When the Buddha returned to visit his princely home after his
alms-financed Enlightenment, he continued his alms rounds in the
streets of Kapilavastu much to the distress of his aristocratic
father. He criticized one of his disciples, an arahat who could
meditate for seven days at a stretch without food, for neglecting his
daily alms rounds. He did not permit monastics to grow, cook or even
store food, but to eat what was duly offered from a lay hand on a
daily basis. The monastics were not allowed endear themselves to the
lay in the hopes of gain, or actually even to ask for anything
directly except in an emergency. Traditionally monastics don't express
thanks for gifts received and receive without establishing eye
contact.

The result is an absolute and vulnerable state of dependence on the
laity. Why? Humility is certainly a part of it. The lay folks have the
key to the car and the nuns and monks don't go anywhere without them.

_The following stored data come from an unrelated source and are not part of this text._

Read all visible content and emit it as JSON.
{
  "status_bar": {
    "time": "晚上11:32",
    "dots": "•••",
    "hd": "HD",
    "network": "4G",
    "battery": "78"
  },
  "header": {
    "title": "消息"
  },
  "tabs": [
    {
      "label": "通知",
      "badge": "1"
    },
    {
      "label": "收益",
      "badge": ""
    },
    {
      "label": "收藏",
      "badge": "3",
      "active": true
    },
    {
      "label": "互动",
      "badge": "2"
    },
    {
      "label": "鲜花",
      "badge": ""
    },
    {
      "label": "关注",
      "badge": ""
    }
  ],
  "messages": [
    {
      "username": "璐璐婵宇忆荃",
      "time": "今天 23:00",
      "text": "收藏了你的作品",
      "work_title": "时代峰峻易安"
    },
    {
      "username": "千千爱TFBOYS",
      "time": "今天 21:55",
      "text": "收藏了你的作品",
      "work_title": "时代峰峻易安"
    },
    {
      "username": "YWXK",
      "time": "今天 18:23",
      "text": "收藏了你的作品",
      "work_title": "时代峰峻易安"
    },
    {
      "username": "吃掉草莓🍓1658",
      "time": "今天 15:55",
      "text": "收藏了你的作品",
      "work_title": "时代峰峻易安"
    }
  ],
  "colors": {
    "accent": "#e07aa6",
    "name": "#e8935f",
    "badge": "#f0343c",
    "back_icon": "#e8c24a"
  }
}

Accepting the generosity of the lay graciously, having no resources at
all of one's own, even one's robes, that are not donated, puts the
monastic in an uncommon frame of reference, but also does the same for
the lay donor. Remarkably, every time the monastic accepts the lay
donor receives a gift. This is paradoxical, but believe me, you see
the sugar plums dancing in their eyes. The relationship is unlike what
one finds in conventional human intercourse, one's values are
reoriented. This is the economy of gifts that provides the context of
the most fundamental Buddhist value-practice, dana.